Da allora il DCT è parso molto migliorato nella nostra esperienza di guida. Quali sono stati i passi più importanti nel suo sviluppo?
Il grande vantaggio del DCT è che essendo un sistema intelligente, migliora continuamente. In questi 10 anni il sistema è stato completamente evoluto sia dal punto di vista della sua tecnologia che della sua applicazione, con lo sviluppo di nuove caratteristiche come quelle richieste ad esempio per la Africa Twin e l’utilizzo off-road. Il primo grosso step è stato il ritorno… automatico alla modalità automatica dopo che sei passato a manuale, ad esempio per scalare due marce arrivando a una curva. Questo ci ha richiesto un sacco di programmazione. Non è facile rendere il ritorno intuitivo, senza disorientare il pilota: il sistema deve capire quello che sta succedendo: è una curva, è un sorpasso o è una discesa? Non è che basta dire: dopo 2 secondi torna in automatico. Più tardi abbiamo migliorato la funzionalità di scalata, per accordare nel modo più accurato possibile il regime motore e rendere il tutto molto fluido, e anche questo ha richiesto molta programmazione per sincronizzare le strategie dell’iniezione PGM-FI con quelle del DCT. Con l’arrivo del RbW abbiamo introdotto la strategia ‘Adaptive Clutch Capability Control’, che consente alla frizione di slittare un po’ in prima apertura e anche in prima chiusura del comando gas, il che ci ha consentito di addolcire di molto la risposta della moto. Tutte queste funzioni sono specifiche per la moto. Viceversa, il tasto ‘G’ introdotto sulla CRF1000L Africa Twin e poi sull’X-ADV consente di ridurre lo slittamento dei dischi frizione quando il fondo non è asfaltato. Questo restituisce un feeling molto più diretto sulla ruota posteriore e migliora la trazione in fuoristrada, oltre a consentire di controllare la derapata. Sulla Gold Wing abbiamo invece collegato il comportamento del DCT ai riding mode, accorciando il tempo di cambiata. E sull’ultima CRF1100L Africa Twin il DCT ha cominciato a prendere in considerazione anche la piattaforma inerziale, migliorando il comportamento nelle cambiate in piega”.

10 anni di DCT: come Honda ha cambiato il cambio

"Con il DCT nel traffico non devi preoccuparti della frizione o che il motore si spenga, ma quando vuoi divertirti le cambiate sono rapide e precise"

Dai Arai

Quali sono i benefici principali del DCT secondo te?
Per me la cosa più importante è che libera ‘banda’ nel cervello di chi guida per godersi gli aspetti più belli della moto: piegare, scegliere la traiettoria, dosare frenata e accelerazione.
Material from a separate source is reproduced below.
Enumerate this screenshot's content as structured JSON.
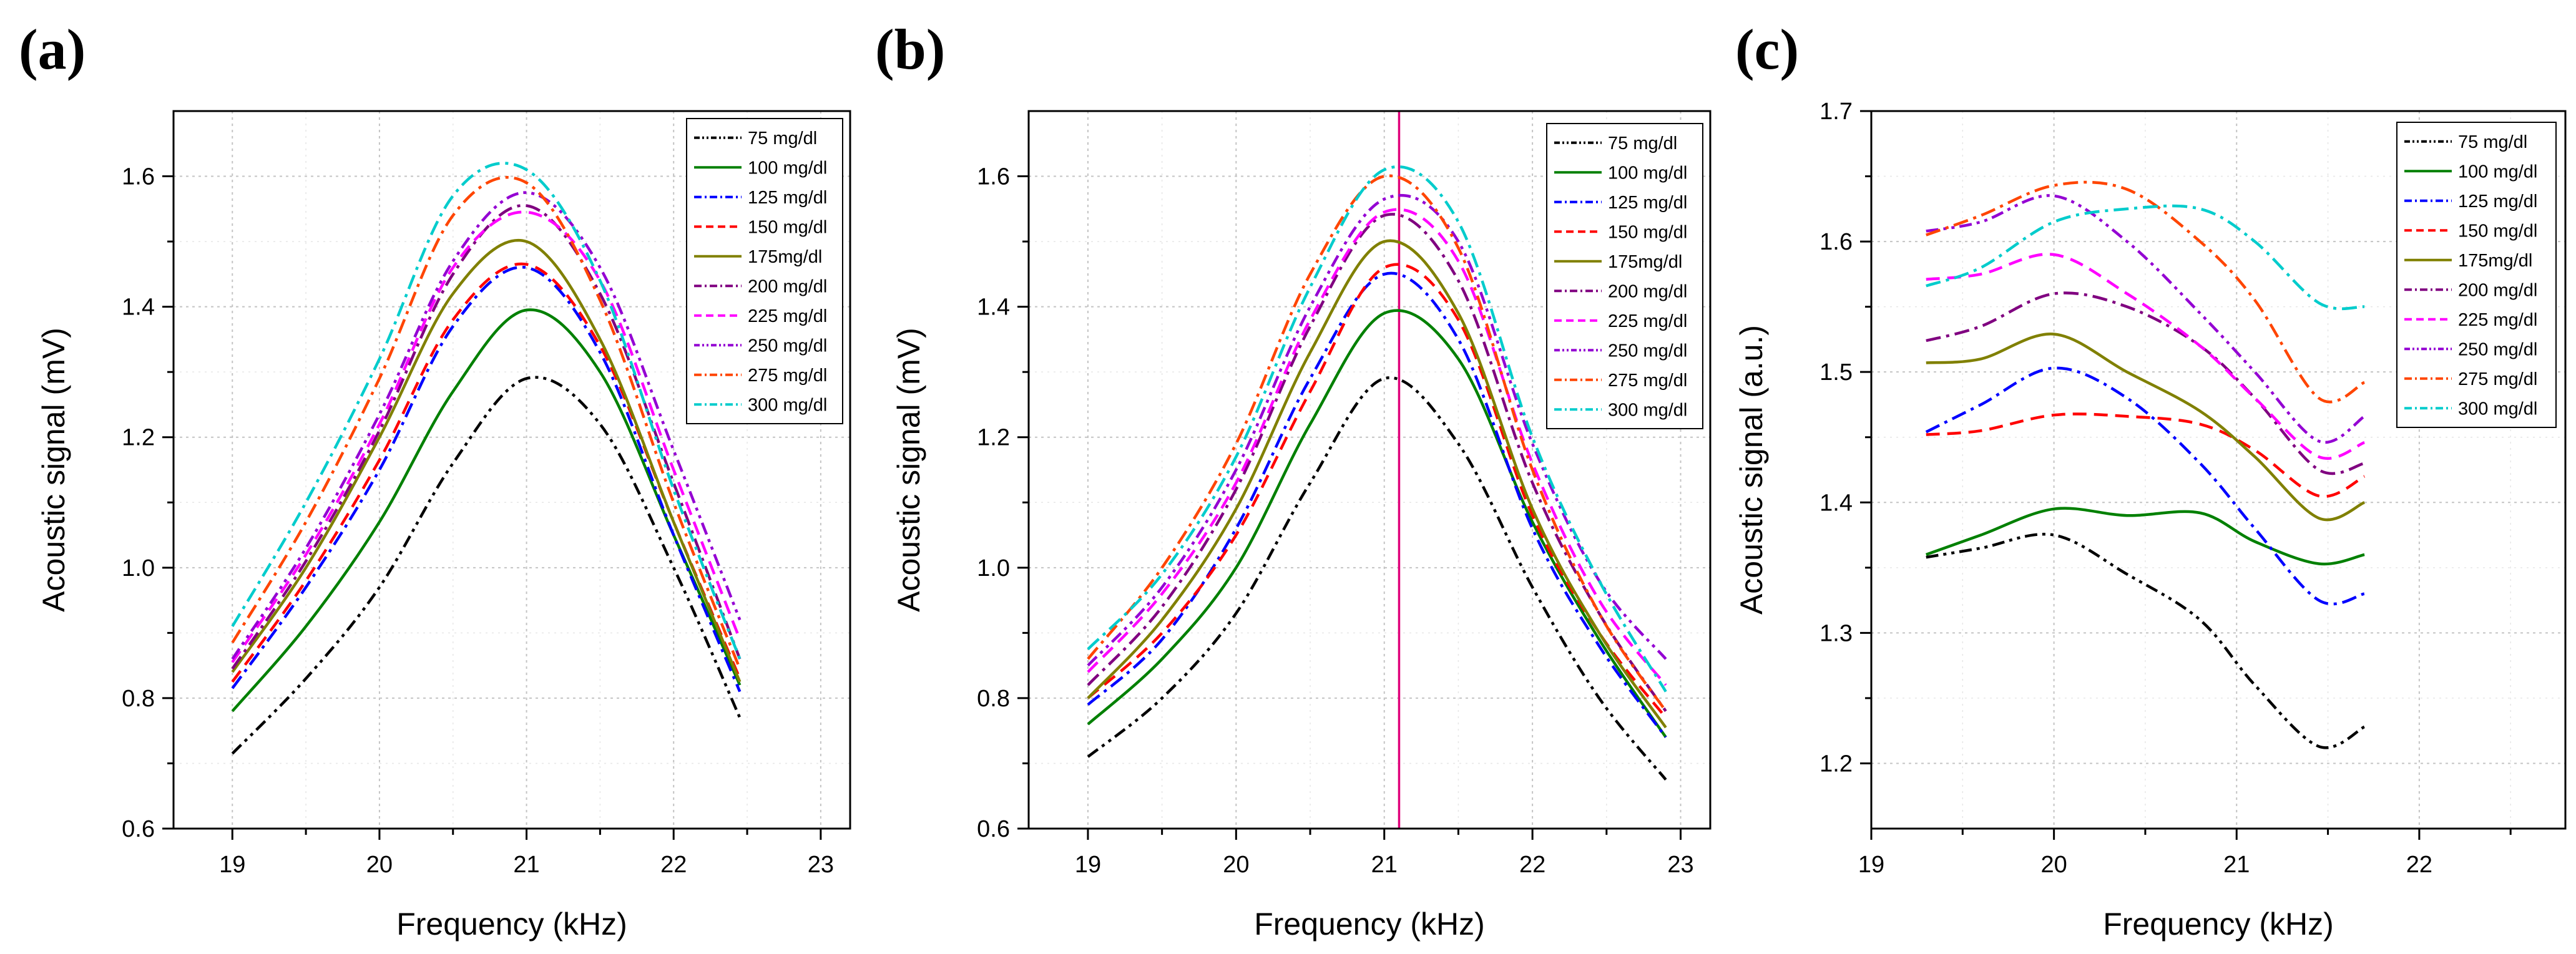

L’altra grande dote è il modo in cui abbina semplicità di utilizzo ed efficacia: nel traffico non devi preoccuparti della frizione o che il motore si spenga, ma quando vuoi divertirti le cambiate sono rapide e precise, e se vuoi puoi continuare a deciderle tu con la modalità manuale”.
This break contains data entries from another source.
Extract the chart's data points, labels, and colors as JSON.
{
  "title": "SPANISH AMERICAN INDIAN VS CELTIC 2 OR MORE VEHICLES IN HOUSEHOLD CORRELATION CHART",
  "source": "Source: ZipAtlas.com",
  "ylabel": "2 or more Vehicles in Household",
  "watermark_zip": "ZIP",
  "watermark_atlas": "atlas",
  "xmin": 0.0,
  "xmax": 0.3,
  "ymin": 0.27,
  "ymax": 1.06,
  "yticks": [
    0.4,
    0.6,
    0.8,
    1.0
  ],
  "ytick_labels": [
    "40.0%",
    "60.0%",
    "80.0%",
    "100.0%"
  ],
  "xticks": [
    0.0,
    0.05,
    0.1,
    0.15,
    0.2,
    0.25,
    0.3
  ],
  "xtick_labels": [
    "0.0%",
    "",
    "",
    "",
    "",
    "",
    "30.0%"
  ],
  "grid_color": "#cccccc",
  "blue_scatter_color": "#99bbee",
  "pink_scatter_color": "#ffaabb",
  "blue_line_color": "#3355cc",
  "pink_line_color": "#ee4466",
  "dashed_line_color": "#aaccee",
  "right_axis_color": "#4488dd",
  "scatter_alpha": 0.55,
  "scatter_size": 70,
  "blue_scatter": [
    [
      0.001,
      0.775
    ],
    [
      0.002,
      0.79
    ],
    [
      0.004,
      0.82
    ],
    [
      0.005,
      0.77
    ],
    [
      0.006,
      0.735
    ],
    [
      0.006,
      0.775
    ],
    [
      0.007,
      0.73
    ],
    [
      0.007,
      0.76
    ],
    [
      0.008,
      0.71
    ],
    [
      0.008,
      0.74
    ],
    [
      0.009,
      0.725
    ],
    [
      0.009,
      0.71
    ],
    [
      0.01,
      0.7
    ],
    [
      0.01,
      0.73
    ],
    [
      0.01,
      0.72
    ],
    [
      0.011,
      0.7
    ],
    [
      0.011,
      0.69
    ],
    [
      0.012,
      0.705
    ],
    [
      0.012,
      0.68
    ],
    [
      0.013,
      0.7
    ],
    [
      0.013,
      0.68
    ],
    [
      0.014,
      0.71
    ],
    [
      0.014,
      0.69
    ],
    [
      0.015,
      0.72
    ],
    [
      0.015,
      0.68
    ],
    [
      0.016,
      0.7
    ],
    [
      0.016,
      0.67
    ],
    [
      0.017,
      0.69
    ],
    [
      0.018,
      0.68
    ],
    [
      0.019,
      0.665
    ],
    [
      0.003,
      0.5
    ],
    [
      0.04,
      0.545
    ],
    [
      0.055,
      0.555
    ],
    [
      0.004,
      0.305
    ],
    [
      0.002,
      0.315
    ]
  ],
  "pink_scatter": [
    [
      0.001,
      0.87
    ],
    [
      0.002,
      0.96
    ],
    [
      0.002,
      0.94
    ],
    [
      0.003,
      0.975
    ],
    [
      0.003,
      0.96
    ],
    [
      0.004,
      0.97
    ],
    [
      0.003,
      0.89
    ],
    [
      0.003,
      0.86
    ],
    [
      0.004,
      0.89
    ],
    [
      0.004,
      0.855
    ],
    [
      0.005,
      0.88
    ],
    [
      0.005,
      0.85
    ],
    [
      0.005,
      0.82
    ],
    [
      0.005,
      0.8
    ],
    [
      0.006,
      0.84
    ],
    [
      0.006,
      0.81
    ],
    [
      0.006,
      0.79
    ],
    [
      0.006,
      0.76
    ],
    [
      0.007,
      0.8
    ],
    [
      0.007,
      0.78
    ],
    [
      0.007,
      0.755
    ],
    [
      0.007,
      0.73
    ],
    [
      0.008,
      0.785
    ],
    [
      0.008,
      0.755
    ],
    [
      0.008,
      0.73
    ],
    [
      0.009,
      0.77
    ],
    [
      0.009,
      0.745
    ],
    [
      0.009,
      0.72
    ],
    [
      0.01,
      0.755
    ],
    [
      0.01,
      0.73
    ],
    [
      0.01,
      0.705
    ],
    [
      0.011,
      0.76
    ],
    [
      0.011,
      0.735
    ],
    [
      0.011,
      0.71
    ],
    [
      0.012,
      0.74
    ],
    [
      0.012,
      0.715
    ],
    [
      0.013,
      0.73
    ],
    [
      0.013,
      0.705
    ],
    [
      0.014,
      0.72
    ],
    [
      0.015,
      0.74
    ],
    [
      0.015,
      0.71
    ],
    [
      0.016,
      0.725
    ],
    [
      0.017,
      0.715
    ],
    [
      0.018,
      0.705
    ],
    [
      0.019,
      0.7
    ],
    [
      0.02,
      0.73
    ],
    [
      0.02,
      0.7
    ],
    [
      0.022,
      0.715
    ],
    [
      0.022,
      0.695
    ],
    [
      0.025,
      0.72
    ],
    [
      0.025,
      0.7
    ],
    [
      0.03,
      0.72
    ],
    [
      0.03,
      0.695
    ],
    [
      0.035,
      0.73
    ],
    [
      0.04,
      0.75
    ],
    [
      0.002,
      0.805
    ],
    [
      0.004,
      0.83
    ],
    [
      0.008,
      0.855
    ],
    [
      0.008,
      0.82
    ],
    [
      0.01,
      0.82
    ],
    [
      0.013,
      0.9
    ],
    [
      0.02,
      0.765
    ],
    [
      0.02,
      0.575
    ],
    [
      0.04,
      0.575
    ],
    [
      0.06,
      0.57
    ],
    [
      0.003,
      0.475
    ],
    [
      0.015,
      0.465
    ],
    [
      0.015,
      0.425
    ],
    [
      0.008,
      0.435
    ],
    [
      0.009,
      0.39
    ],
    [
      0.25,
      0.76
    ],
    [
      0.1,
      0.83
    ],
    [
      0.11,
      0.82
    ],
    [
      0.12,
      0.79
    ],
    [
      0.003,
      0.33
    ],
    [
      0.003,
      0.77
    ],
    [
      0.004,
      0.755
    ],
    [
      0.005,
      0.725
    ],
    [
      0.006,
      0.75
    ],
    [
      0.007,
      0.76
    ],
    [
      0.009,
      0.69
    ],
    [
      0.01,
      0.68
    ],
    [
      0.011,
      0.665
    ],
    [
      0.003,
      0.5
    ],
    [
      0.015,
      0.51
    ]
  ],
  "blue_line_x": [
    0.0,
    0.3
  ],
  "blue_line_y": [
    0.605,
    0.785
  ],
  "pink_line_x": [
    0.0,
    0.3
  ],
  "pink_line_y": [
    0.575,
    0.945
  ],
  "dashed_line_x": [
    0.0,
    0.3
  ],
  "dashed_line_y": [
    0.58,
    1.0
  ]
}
Quale sarà la prossima applicazione del DCT? 
Da quando il sistema è arrivato in off-road, la gente continua a sorprendersi di quanto possa aiutarli, evitando di dover manovrare la frizione mentre guidano in piedi. Inoltre, con il DCT il motore non si spegne mai. Mi piacerebbe vederlo sulla nostra CRF450 Rally per la Dakar: è un tipo di applicazione dove la concentrazione e l’affaticamento del pilota sono critici, e potrebbe dare grandi benefici”.